On the other hand, by this relentless fidelity to observation, by his stern refusal to give men supposititious qualities and characters, by his resolute acceptance of European civilization, by his unalterable determination to practicable results, by always limiting himself to that which all superior men might be expected not merely to read of with gusto, but to do, he is widely differenced from novelists like the authoress of "Consuelo." He does not propose to furnish a moral luxury, over which at the close one may smack the lips, and cry, "How sweet!" No gardener's manual ever looked more simply to results. His aim is, to get something done, to get all done which he suggests. Accordingly, he does not gratify us with vasty magnanimities, holy beggaries voluntarily assumed, Bouddhistic "missions"; he shows us no more than high-minded, incorruptible men, fixed in their regards upon the high ends of life, established in noble, fruitful fellowship, willing and glad to help others so far as they can clearly see their way, not making public distribution of their property, but managing it so that it shall in themselves and others serve culture, health, and all well-being of body and mind. Wealth here is a trust; it is held for use; its uses are, to subserve the high ends of Nature in the spirit of man. Lothario seeks association with all who can aid him in these applications. So intent is he, that he loves Theresa because she has a genius at once for economizing means and for seeing where they may be applied to the service of the more common natures. He keeps the great-minded, penetrating, providential Abbé in his pay, that this inevitable eye may distinguish for him the more capable natures, and find out whether or how they may be forwarded on their proper paths. Here are no sublime professions, but a steady, modest, resolute, discriminate doing.

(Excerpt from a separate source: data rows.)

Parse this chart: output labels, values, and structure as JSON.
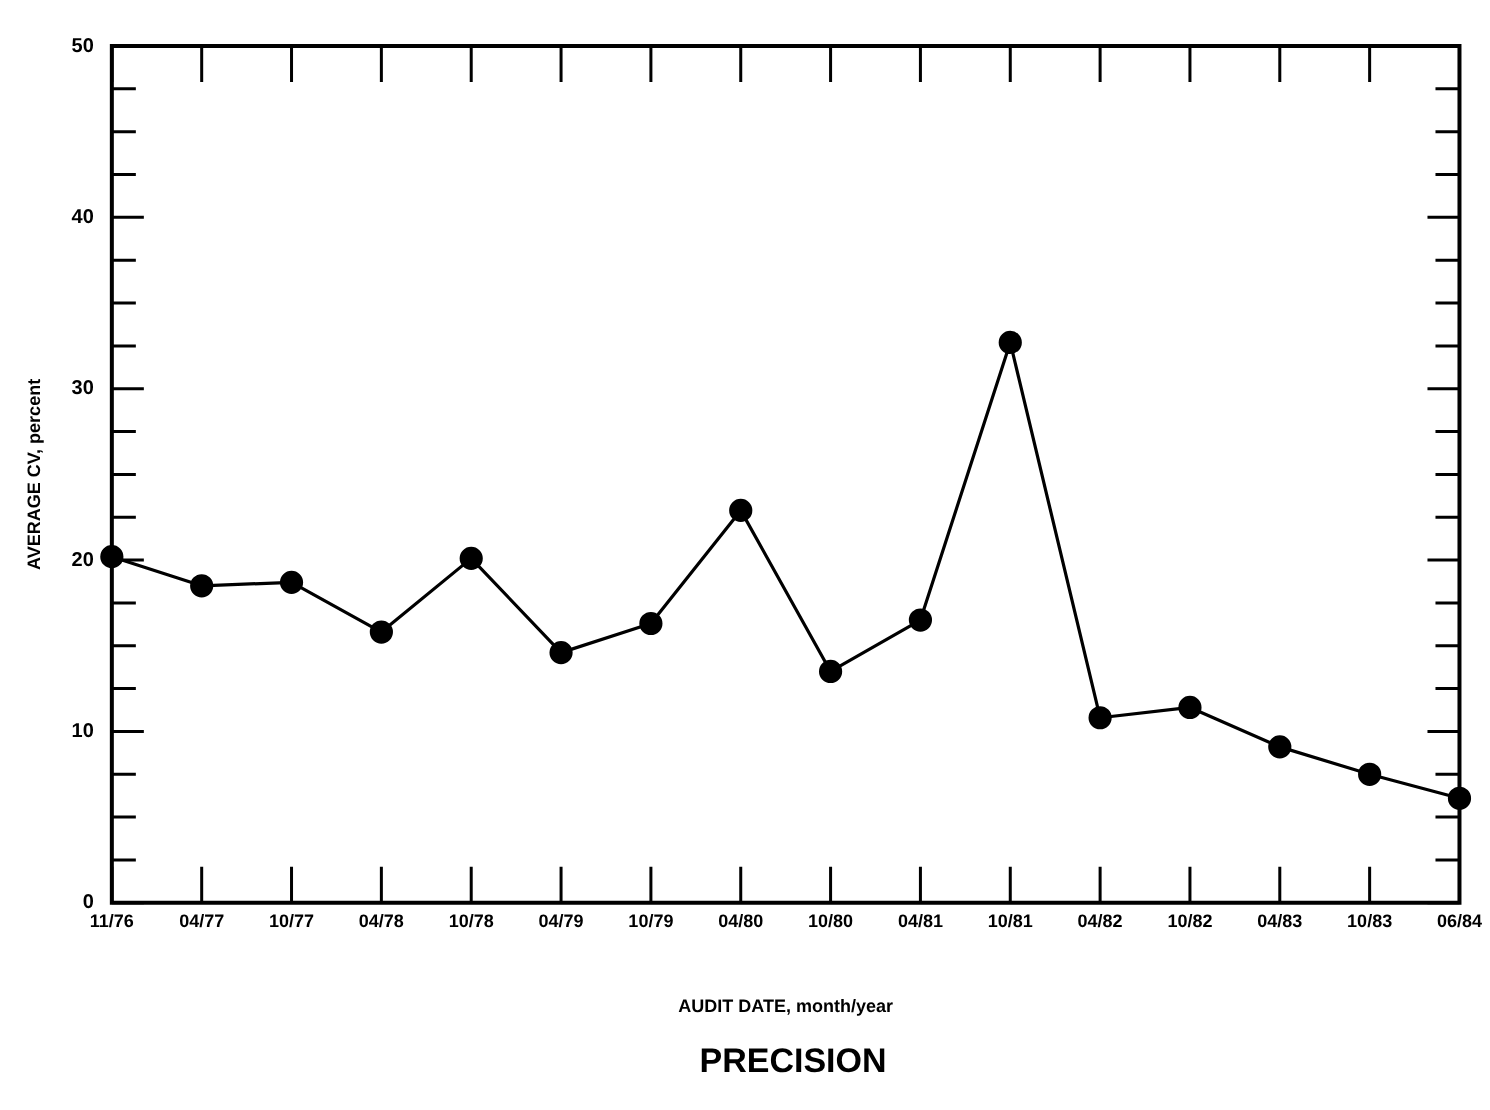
{
  "chart_data": {
    "type": "line",
    "title": "PRECISION",
    "xlabel": "AUDIT DATE, month/year",
    "ylabel": "AVERAGE CV, percent",
    "categories": [
      "11/76",
      "04/77",
      "10/77",
      "04/78",
      "10/78",
      "04/79",
      "10/79",
      "04/80",
      "10/80",
      "04/81",
      "10/81",
      "04/82",
      "10/82",
      "04/83",
      "10/83",
      "06/84"
    ],
    "series": [
      {
        "color": "#000000",
        "values": [
          20.2,
          18.5,
          18.7,
          15.8,
          20.1,
          14.6,
          16.3,
          22.9,
          13.5,
          16.5,
          32.7,
          10.8,
          11.4,
          9.1,
          7.5,
          6.1
        ]
      }
    ],
    "ylim": [
      0,
      50
    ],
    "yticks": [
      0,
      {
        "value": 2.5,
        "label": null
      },
      {
        "value": 5,
        "label": null
      },
      {
        "value": 7.5,
        "label": null
      },
      10,
      {
        "value": 12.5,
        "label": null
      },
      {
        "value": 15,
        "label": null
      },
      {
        "value": 17.5,
        "label": null
      },
      20,
      {
        "value": 22.5,
        "label": null
      },
      {
        "value": 25,
        "label": null
      },
      {
        "value": 27.5,
        "label": null
      },
      30,
      {
        "value": 32.5,
        "label": null
      },
      {
        "value": 35,
        "label": null
      },
      {
        "value": 37.5,
        "label": null
      },
      40,
      {
        "value": 42.5,
        "label": null
      },
      {
        "value": 45,
        "label": null
      },
      {
        "value": 47.5,
        "label": null
      },
      50
    ],
    "grid": false,
    "legend": false,
    "marker": "circle",
    "line_style": "solid"
  }
}
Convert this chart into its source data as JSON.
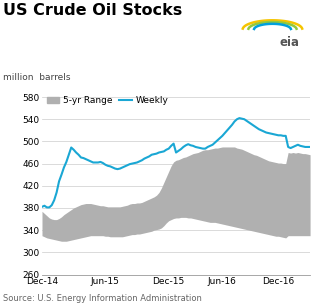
{
  "title": "US Crude Oil Stocks",
  "ylabel": "million  barrels",
  "source": "Source: U.S. Energy Information Administration",
  "ylim": [
    260,
    590
  ],
  "yticks": [
    260,
    300,
    340,
    380,
    420,
    460,
    500,
    540,
    580
  ],
  "xtick_labels": [
    "Dec-14",
    "Jun-15",
    "Dec-15",
    "Jun-16",
    "Dec-16"
  ],
  "weekly_color": "#1AA7D4",
  "range_color": "#B0B0B0",
  "bg_color": "#FFFFFF",
  "title_color": "#000000",
  "title_fontsize": 11.5,
  "legend_fontsize": 6.5,
  "axis_fontsize": 6.5,
  "source_fontsize": 6,
  "line_width": 1.5,
  "weekly_x": [
    0,
    1,
    2,
    3,
    4,
    5,
    6,
    7,
    8,
    9,
    10,
    11,
    12,
    13,
    14,
    15,
    16,
    17,
    18,
    19,
    20,
    21,
    22,
    23,
    24,
    25,
    26,
    27,
    28,
    29,
    30,
    31,
    32,
    33,
    34,
    35,
    36,
    37,
    38,
    39,
    40,
    41,
    42,
    43,
    44,
    45,
    46,
    47,
    48,
    49,
    50,
    51,
    52,
    53,
    54,
    55,
    56,
    57,
    58,
    59,
    60,
    61,
    62,
    63,
    64,
    65,
    66,
    67,
    68,
    69,
    70,
    71,
    72,
    73,
    74,
    75,
    76,
    77,
    78,
    79,
    80,
    81,
    82,
    83,
    84,
    85,
    86,
    87,
    88,
    89,
    90,
    91,
    92,
    93,
    94,
    95,
    96,
    97,
    98,
    99,
    100,
    101,
    102,
    103,
    104,
    105,
    106,
    107,
    108,
    109,
    110
  ],
  "weekly_y": [
    382,
    384,
    381,
    381,
    385,
    394,
    408,
    428,
    440,
    453,
    463,
    476,
    489,
    485,
    480,
    476,
    471,
    470,
    468,
    466,
    464,
    462,
    462,
    462,
    463,
    461,
    458,
    456,
    455,
    453,
    451,
    450,
    451,
    453,
    455,
    457,
    459,
    460,
    461,
    462,
    464,
    466,
    469,
    471,
    473,
    476,
    477,
    478,
    480,
    481,
    482,
    485,
    487,
    492,
    496,
    480,
    483,
    486,
    490,
    493,
    495,
    493,
    492,
    490,
    489,
    488,
    487,
    487,
    490,
    492,
    494,
    498,
    502,
    506,
    510,
    515,
    520,
    525,
    530,
    536,
    540,
    542,
    541,
    540,
    537,
    534,
    531,
    528,
    525,
    522,
    520,
    518,
    516,
    515,
    514,
    513,
    512,
    511,
    511,
    510,
    510,
    490,
    488,
    490,
    492,
    494,
    492,
    491,
    490,
    490,
    490
  ],
  "range_x": [
    0,
    1,
    2,
    3,
    4,
    5,
    6,
    7,
    8,
    9,
    10,
    11,
    12,
    13,
    14,
    15,
    16,
    17,
    18,
    19,
    20,
    21,
    22,
    23,
    24,
    25,
    26,
    27,
    28,
    29,
    30,
    31,
    32,
    33,
    34,
    35,
    36,
    37,
    38,
    39,
    40,
    41,
    42,
    43,
    44,
    45,
    46,
    47,
    48,
    49,
    50,
    51,
    52,
    53,
    54,
    55,
    56,
    57,
    58,
    59,
    60,
    61,
    62,
    63,
    64,
    65,
    66,
    67,
    68,
    69,
    70,
    71,
    72,
    73,
    74,
    75,
    76,
    77,
    78,
    79,
    80,
    81,
    82,
    83,
    84,
    85,
    86,
    87,
    88,
    89,
    90,
    91,
    92,
    93,
    94,
    95,
    96,
    97,
    98,
    99,
    100,
    101,
    102,
    103,
    104,
    105,
    106,
    107,
    108,
    109,
    110
  ],
  "range_upper": [
    374,
    370,
    366,
    362,
    360,
    359,
    359,
    361,
    364,
    368,
    371,
    374,
    377,
    380,
    382,
    384,
    386,
    387,
    388,
    388,
    388,
    387,
    386,
    385,
    384,
    384,
    383,
    382,
    382,
    382,
    382,
    382,
    382,
    383,
    384,
    385,
    387,
    388,
    388,
    389,
    389,
    390,
    392,
    394,
    396,
    398,
    400,
    403,
    408,
    416,
    426,
    436,
    446,
    456,
    463,
    466,
    467,
    469,
    471,
    472,
    474,
    476,
    478,
    479,
    480,
    482,
    484,
    485,
    485,
    486,
    487,
    488,
    488,
    489,
    490,
    490,
    490,
    490,
    490,
    490,
    488,
    487,
    486,
    484,
    482,
    480,
    478,
    476,
    475,
    473,
    471,
    469,
    467,
    465,
    464,
    463,
    462,
    461,
    461,
    460,
    460,
    480,
    479,
    480,
    479,
    480,
    479,
    478,
    478,
    477,
    476
  ],
  "range_lower": [
    330,
    328,
    326,
    325,
    324,
    323,
    322,
    321,
    320,
    320,
    320,
    321,
    322,
    323,
    324,
    325,
    326,
    327,
    328,
    329,
    330,
    330,
    330,
    330,
    330,
    330,
    329,
    329,
    328,
    328,
    328,
    328,
    328,
    328,
    329,
    330,
    331,
    332,
    332,
    333,
    333,
    334,
    335,
    336,
    337,
    338,
    340,
    341,
    342,
    344,
    348,
    353,
    357,
    359,
    361,
    362,
    362,
    363,
    363,
    363,
    362,
    362,
    361,
    360,
    359,
    358,
    357,
    356,
    355,
    354,
    354,
    354,
    353,
    352,
    351,
    350,
    349,
    348,
    347,
    346,
    345,
    344,
    343,
    342,
    341,
    340,
    339,
    338,
    337,
    336,
    335,
    334,
    333,
    332,
    331,
    330,
    329,
    329,
    328,
    327,
    326,
    330,
    330,
    330,
    330,
    330,
    330,
    330,
    330,
    330,
    330
  ],
  "xtick_positions": [
    0,
    26,
    52,
    74,
    97
  ],
  "logo_colors": [
    "#F5C400",
    "#92C83E",
    "#00A0DC"
  ],
  "logo_radii": [
    0.42,
    0.34,
    0.26
  ]
}
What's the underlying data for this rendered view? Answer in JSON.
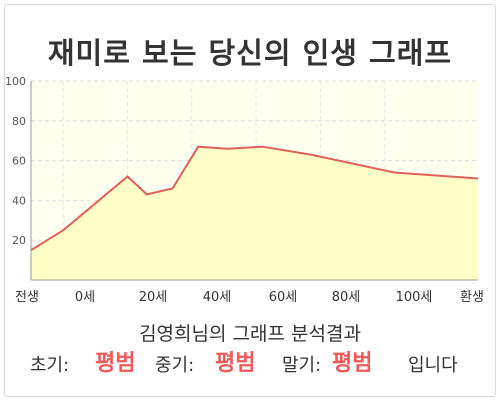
{
  "title": "재미로 보는 당신의 인생 그래프",
  "subtitle": "김영희님의 그래프 분석결과",
  "results": {
    "early_label": "초기:",
    "early_value": "평범",
    "middle_label": "중기:",
    "middle_value": "평범",
    "late_label": "말기:",
    "late_value": "평범",
    "suffix": "입니다"
  },
  "colors": {
    "line": "#e0605a",
    "fill": "#ffffc8",
    "plot_bg": "#fffff0",
    "grid": "#dddddd",
    "highlight": "#f05a5a"
  },
  "chart_data": {
    "type": "area",
    "x_labels": [
      "전생",
      "0세",
      "20세",
      "40세",
      "60세",
      "80세",
      "100세",
      "환생"
    ],
    "x": [
      -17,
      -7,
      13,
      19,
      27,
      35,
      44,
      55,
      70,
      96,
      122
    ],
    "y": [
      15,
      25,
      52,
      43,
      46,
      67,
      66,
      67,
      63,
      54,
      51
    ],
    "ylim": [
      0,
      100
    ],
    "y_ticks": [
      20,
      40,
      60,
      80,
      100
    ],
    "xlim": [
      -17,
      122
    ],
    "grid": true
  }
}
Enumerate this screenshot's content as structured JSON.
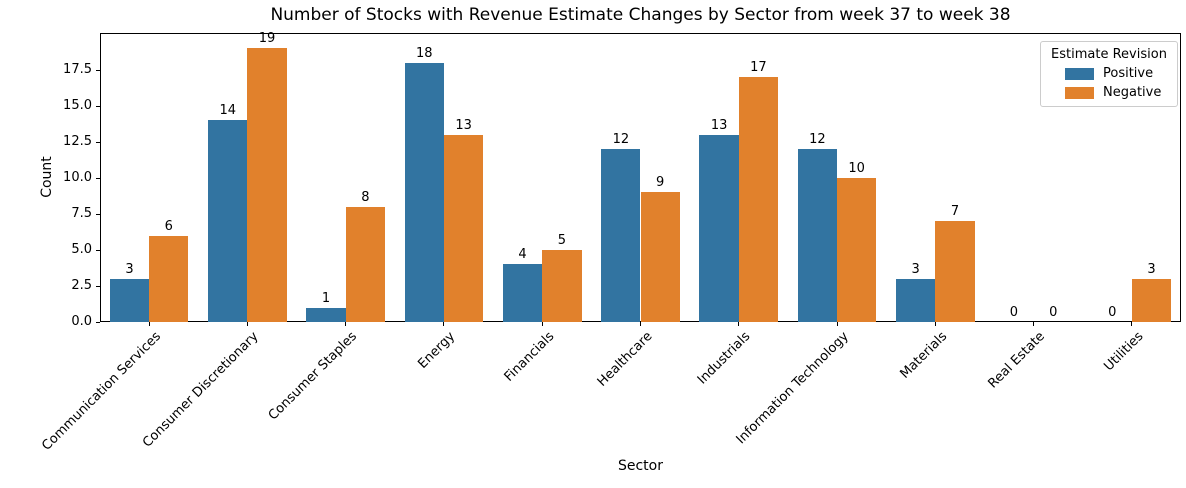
{
  "chart_data": {
    "type": "bar",
    "title": "Number of Stocks with Revenue Estimate Changes by Sector from week 37 to week 38",
    "xlabel": "Sector",
    "ylabel": "Count",
    "categories": [
      "Communication Services",
      "Consumer Discretionary",
      "Consumer Staples",
      "Energy",
      "Financials",
      "Healthcare",
      "Industrials",
      "Information Technology",
      "Materials",
      "Real Estate",
      "Utilities"
    ],
    "series": [
      {
        "name": "Positive",
        "color": "#3274a1",
        "values": [
          3,
          14,
          1,
          18,
          4,
          12,
          13,
          12,
          3,
          0,
          0
        ]
      },
      {
        "name": "Negative",
        "color": "#e1812c",
        "values": [
          6,
          19,
          8,
          13,
          5,
          9,
          17,
          10,
          7,
          0,
          3
        ]
      }
    ],
    "ylim": [
      0,
      20.07
    ],
    "yticks": [
      0,
      2.5,
      5,
      7.5,
      10,
      12.5,
      15,
      17.5
    ],
    "ytick_labels": [
      "0.0",
      "2.5",
      "5.0",
      "7.5",
      "10.0",
      "12.5",
      "15.0",
      "17.5"
    ],
    "grid": false,
    "bar_value_labels": true,
    "legend": {
      "title": "Estimate Revision",
      "position": "upper right",
      "entries": [
        "Positive",
        "Negative"
      ]
    }
  }
}
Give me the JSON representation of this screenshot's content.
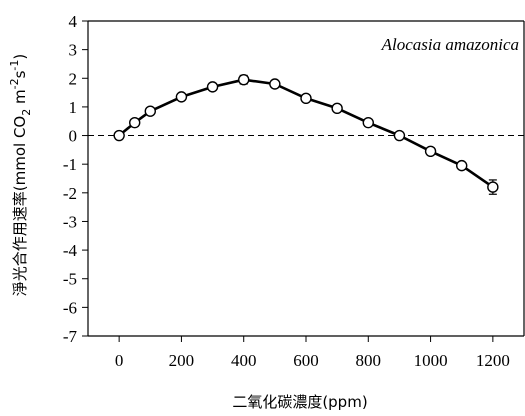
{
  "chart_data": {
    "type": "line",
    "annotation": "Alocasia amazonica",
    "xlabel": "二氧化碳濃度(ppm)",
    "ylabel_main": "淨光合作用速率(mmol CO",
    "ylabel_sub2": "2",
    "ylabel_mid": " m",
    "ylabel_sup1": "-2",
    "ylabel_s": "s",
    "ylabel_sup2": "-1",
    "ylabel_end": ")",
    "xlim": [
      -100,
      1300
    ],
    "ylim": [
      -7,
      4
    ],
    "xticks": [
      0,
      200,
      400,
      600,
      800,
      1000,
      1200
    ],
    "yticks": [
      4,
      3,
      2,
      1,
      0,
      -1,
      -2,
      -3,
      -4,
      -5,
      -6,
      -7
    ],
    "reference_line": {
      "y": 0,
      "style": "dashed"
    },
    "grid": false,
    "series": [
      {
        "x": [
          0,
          50,
          100,
          200,
          300,
          400,
          500,
          600,
          700,
          800,
          900,
          1000,
          1100,
          1200
        ],
        "y": [
          0.0,
          0.45,
          0.85,
          1.35,
          1.7,
          1.95,
          1.8,
          1.3,
          0.95,
          0.45,
          0.0,
          -0.55,
          -1.05,
          -1.8
        ],
        "err": [
          0.05,
          0.05,
          0.08,
          0.08,
          0.12,
          0.15,
          0.12,
          0.08,
          0.08,
          0.08,
          0.05,
          0.12,
          0.08,
          0.25
        ]
      }
    ]
  }
}
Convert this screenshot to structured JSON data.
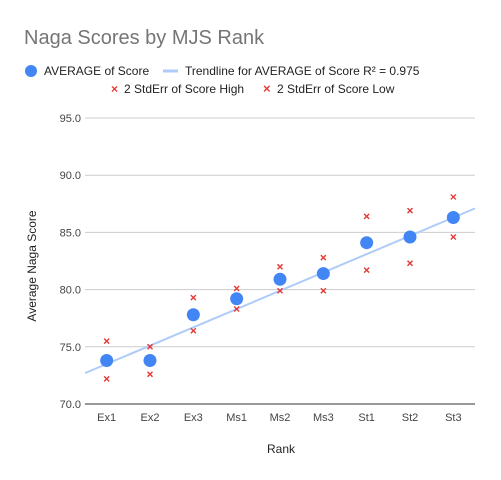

For suggestion of what one may really do, and for impelling one toward the practicable best, I find this book worth a moonful of "Consuelos." The latter work has, indeed, beautiful pictures; and simply as a picture of a fresh, sweet, young life, it is charming. But in its aim at a higher import I find it simply an arrow shot into the air, going so high, but at—nothing! If one crave a moral luxury, it is here. If he desire a lash for egoism, this, perhaps, is also here. If he is already praying the heavens for a sufficing worth and work in life, and is asking only the what and how, this book, taken in connection with its sequel, says, "Distribute your property, and begin wandering about and 'doing good.'"

I decline. After due consideration, I have fully determined to own a house, and provide each day a respectable dinner for my table, if the fates agree; to secure, still in submission to the fates, such a competency as will give me leisure for the best work I can do; to further justice and general well-being, so far as is in me to further or hinder, but always on the basis of the existing civilization; to cherish sympathy and good-will in myself, and in others by cherishing them in myself; to help another when I clearly can; and to give, when what I give will obviously do more service toward the high ends of life, in the hands of another than in my own. Toward carrying out these purposes "Consuelo" has not given me a hint, not one; "Wilhelm Meister" has given me invaluable hints. Therefore I feel no great gratitude to the one, and am profoundly grateful to the other.